Put on by the Regional Association of West Quebecers (RAWQ), the classes had been offered to hundreds of residents of the Outaouais for free for the past three years. The multiple sessions were offered each year, with classes at multiple skill levels being offered in Shawville, Aylmer and Wakefield. The local classes had . . .
roughly 40 students per session, with roughly 200 at any given time across the whole region.
Program coordinator Jeanne Nivischiuk said that the program had been funded through a recently modified grant program called the FARR. The RAWQ initially applied for funding in 2018, and were approved for a two year extension.
“Every year we submitted an application to grow our grant, that’s what led to the initial two year extension,” she explained. “Fall 2019 we applied to grow the program, we were denied then.”
Overall, the three-year program was funded $168,000 through the FARR.
“The priorities of course change, the provincial governments change and those things…. have a very big impact on local programs,” Nivischiuk said. “While we might be able to receive funding from FRR in the future, they told us that since we had been funded for a language program that we would not necessarily be funded again for a language program.”
Valerie Twolan-Graham resides in Bristol and said she was surprised that such a popular program had been discontinued so abruptly. She had initially been on a waitlist before getting into an introductory class.
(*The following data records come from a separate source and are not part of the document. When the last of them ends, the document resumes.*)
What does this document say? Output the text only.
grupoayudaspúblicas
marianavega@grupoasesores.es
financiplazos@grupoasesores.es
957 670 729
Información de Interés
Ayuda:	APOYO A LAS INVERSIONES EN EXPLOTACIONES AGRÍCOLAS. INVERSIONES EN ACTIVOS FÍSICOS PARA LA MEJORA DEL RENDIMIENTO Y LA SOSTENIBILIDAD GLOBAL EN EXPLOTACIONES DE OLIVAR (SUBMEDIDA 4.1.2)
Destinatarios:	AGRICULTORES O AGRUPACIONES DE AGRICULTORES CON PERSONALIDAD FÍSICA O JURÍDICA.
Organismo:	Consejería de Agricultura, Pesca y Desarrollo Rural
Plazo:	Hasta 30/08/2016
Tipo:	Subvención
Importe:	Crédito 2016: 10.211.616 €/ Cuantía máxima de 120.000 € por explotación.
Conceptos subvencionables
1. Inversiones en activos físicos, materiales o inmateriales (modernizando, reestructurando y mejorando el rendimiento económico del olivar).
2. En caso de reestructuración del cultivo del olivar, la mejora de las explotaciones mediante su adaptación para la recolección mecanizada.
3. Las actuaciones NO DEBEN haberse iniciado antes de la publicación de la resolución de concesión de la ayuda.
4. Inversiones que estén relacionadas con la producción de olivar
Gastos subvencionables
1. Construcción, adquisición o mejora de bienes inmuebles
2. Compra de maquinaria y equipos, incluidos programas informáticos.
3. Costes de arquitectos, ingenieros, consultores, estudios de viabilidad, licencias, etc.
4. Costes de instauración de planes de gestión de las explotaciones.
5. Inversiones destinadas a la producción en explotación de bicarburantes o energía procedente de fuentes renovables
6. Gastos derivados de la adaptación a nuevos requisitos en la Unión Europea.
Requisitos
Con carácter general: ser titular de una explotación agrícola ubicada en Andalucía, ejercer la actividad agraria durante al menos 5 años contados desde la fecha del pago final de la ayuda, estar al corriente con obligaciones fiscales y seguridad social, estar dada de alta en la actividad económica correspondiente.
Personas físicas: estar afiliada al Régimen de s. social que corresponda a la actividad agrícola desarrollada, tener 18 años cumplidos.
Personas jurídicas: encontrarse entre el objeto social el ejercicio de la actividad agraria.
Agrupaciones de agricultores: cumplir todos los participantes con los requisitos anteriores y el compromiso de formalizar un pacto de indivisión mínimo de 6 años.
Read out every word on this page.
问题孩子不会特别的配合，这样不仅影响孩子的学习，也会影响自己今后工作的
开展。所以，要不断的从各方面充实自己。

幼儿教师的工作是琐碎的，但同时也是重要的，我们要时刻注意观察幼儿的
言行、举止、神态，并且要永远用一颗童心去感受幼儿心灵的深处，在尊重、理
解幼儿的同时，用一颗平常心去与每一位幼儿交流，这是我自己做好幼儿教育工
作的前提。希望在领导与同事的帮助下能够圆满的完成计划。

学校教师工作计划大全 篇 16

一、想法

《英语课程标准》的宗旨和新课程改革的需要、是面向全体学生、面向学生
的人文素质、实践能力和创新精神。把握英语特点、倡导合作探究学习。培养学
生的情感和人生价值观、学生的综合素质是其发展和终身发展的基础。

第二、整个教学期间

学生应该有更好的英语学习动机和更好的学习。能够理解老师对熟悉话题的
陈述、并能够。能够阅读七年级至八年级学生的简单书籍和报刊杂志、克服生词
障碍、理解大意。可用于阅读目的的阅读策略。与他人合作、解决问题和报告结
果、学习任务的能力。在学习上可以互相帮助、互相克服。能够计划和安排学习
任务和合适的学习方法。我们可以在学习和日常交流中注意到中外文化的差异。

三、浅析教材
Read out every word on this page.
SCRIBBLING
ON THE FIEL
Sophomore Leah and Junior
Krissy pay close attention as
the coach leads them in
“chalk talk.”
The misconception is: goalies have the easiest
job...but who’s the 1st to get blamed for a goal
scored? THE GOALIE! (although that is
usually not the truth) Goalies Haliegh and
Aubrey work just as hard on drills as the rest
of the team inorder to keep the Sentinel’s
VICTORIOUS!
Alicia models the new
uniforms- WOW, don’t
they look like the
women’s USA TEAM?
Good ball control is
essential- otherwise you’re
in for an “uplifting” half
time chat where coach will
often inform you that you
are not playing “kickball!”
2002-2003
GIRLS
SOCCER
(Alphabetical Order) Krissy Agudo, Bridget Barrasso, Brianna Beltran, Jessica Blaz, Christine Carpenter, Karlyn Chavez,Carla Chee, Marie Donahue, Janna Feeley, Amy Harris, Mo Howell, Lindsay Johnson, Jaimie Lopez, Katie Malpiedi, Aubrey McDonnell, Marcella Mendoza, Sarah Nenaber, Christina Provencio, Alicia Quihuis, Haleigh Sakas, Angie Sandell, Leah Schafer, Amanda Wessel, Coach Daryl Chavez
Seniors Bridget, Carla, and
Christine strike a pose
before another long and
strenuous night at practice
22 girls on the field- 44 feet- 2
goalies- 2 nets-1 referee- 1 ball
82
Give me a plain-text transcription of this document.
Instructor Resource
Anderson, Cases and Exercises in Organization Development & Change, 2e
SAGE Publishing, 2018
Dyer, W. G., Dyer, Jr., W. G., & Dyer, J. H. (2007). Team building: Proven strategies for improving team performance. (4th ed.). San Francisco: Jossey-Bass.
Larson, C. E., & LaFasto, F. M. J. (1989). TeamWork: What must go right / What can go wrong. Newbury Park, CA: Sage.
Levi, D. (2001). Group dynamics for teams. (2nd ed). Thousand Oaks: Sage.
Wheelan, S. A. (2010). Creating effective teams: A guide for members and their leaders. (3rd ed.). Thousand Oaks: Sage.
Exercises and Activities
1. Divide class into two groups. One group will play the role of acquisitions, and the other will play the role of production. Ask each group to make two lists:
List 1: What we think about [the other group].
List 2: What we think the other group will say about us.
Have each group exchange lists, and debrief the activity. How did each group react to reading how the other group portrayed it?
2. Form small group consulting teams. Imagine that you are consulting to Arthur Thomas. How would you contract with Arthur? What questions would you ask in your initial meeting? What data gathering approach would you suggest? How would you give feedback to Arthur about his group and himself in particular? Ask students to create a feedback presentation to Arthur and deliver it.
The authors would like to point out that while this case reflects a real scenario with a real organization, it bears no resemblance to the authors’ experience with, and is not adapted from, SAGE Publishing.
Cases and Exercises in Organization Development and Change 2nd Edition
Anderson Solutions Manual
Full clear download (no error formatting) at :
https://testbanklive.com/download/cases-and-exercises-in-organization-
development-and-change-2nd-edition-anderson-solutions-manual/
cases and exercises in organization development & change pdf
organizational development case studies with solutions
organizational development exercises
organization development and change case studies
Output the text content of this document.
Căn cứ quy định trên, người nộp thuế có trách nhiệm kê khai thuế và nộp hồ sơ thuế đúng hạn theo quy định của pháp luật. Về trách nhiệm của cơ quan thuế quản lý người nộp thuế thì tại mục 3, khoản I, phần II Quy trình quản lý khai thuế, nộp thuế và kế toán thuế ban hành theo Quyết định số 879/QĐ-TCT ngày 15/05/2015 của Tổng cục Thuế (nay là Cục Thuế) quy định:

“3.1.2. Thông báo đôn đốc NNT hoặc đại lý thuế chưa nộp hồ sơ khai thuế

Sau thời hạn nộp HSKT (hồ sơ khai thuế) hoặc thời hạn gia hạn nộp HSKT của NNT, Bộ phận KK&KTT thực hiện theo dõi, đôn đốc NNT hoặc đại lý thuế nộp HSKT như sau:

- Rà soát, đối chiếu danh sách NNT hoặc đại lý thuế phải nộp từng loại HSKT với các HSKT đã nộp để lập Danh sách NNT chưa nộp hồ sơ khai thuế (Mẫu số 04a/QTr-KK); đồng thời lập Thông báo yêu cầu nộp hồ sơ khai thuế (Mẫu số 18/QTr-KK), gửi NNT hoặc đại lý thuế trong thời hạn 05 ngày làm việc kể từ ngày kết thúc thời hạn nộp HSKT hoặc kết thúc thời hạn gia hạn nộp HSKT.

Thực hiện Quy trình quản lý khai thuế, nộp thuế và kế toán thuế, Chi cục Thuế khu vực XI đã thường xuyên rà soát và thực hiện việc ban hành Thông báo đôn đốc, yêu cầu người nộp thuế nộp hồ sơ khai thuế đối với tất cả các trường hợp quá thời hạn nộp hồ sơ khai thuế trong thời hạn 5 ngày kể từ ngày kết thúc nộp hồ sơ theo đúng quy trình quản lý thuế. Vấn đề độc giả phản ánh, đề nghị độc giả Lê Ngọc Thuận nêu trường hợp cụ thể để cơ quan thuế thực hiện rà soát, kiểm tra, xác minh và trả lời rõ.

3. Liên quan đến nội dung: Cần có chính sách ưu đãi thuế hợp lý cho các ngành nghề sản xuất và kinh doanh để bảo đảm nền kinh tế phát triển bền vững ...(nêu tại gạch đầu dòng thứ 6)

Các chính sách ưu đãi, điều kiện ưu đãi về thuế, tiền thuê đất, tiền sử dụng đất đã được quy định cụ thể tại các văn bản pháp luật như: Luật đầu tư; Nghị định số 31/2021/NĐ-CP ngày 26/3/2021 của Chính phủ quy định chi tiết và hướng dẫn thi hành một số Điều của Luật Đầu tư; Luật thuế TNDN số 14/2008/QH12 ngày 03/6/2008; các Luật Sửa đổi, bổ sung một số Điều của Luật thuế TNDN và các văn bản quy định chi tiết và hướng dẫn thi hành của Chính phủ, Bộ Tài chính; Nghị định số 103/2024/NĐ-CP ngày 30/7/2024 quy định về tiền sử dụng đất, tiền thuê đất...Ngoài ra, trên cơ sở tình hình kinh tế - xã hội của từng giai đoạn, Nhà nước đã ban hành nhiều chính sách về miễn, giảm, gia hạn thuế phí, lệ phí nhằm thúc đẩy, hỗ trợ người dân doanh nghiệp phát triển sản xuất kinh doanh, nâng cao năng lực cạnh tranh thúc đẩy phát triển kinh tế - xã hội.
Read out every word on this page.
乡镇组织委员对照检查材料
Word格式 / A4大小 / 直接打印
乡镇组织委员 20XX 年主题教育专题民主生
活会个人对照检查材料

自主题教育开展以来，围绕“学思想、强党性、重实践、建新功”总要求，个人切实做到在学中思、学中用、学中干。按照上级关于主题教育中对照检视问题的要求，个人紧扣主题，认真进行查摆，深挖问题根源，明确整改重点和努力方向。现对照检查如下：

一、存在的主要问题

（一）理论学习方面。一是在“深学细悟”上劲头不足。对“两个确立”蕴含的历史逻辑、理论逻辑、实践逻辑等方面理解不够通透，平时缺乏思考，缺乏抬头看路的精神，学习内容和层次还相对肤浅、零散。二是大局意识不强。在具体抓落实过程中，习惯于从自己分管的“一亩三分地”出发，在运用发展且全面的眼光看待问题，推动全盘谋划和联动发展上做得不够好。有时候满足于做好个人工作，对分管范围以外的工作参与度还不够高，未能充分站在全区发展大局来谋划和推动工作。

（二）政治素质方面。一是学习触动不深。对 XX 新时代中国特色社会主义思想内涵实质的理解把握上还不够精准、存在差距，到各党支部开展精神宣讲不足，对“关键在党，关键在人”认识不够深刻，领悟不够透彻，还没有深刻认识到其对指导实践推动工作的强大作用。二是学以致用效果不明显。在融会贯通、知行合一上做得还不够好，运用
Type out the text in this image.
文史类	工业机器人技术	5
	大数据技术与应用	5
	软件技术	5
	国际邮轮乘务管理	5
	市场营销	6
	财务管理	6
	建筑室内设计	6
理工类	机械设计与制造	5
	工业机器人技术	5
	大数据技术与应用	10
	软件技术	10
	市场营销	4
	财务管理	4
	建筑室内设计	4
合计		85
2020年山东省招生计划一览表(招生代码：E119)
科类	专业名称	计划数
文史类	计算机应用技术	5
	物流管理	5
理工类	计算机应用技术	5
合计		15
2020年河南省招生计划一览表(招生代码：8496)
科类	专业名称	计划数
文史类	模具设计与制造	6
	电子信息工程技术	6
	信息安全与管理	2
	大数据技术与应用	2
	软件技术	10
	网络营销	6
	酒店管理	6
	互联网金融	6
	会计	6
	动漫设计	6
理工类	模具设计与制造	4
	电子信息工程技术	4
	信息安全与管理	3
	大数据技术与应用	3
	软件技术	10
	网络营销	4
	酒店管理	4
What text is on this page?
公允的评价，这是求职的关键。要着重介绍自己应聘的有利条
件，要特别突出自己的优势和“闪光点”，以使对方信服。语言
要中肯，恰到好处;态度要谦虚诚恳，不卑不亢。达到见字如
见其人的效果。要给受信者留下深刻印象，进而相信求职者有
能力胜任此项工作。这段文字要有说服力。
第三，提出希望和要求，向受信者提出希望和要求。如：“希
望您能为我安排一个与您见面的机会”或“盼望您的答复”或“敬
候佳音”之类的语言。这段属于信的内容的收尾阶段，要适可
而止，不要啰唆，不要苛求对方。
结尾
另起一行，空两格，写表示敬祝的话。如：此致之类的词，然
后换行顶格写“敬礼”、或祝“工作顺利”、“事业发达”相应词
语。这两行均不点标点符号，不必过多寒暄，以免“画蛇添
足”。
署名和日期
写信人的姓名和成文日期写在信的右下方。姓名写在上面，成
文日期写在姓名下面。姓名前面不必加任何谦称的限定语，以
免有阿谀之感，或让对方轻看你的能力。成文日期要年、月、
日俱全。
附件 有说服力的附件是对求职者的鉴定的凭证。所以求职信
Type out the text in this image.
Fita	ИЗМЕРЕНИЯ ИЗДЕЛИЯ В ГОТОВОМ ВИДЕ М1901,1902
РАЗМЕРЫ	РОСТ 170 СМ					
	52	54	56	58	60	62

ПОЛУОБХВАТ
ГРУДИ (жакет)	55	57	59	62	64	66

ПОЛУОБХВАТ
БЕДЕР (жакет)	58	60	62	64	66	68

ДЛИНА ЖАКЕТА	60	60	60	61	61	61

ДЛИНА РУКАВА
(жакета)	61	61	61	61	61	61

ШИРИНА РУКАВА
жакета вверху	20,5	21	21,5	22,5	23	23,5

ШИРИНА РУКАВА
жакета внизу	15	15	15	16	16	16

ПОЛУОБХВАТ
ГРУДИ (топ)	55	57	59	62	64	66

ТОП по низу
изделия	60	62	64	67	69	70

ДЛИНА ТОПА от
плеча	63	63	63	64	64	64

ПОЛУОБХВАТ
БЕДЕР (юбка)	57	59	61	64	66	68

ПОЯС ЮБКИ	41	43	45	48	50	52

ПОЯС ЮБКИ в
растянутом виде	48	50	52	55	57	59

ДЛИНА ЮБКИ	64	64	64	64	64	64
“There was some discussion when people started to ask how they would register for the next level and there was some discussion about some delays with funding and we got the email this week that the courses are finishing this week,” she said in a phone interview on March 16. “I had my last one last evening. The email just came out, I believe on Monday morning we got it. I know in my class … we were all so disappointed to find out that we wouldn’t be continuing as a class, because our understanding was that we were going to be able to continue as a group of participants to the next level. Then suddenly you just find out there’s nothing.”
Nivischiuk also acknowledged that the classes had been popular and said that she was hopeful that they would continue later this year.
“We are currently looking at other funding avenues so that we can continue the program because we know how important it’s been,” she said. “[It’s] enormously popular and we know how important it is to [the] English-speaking community here in the Outaouais.”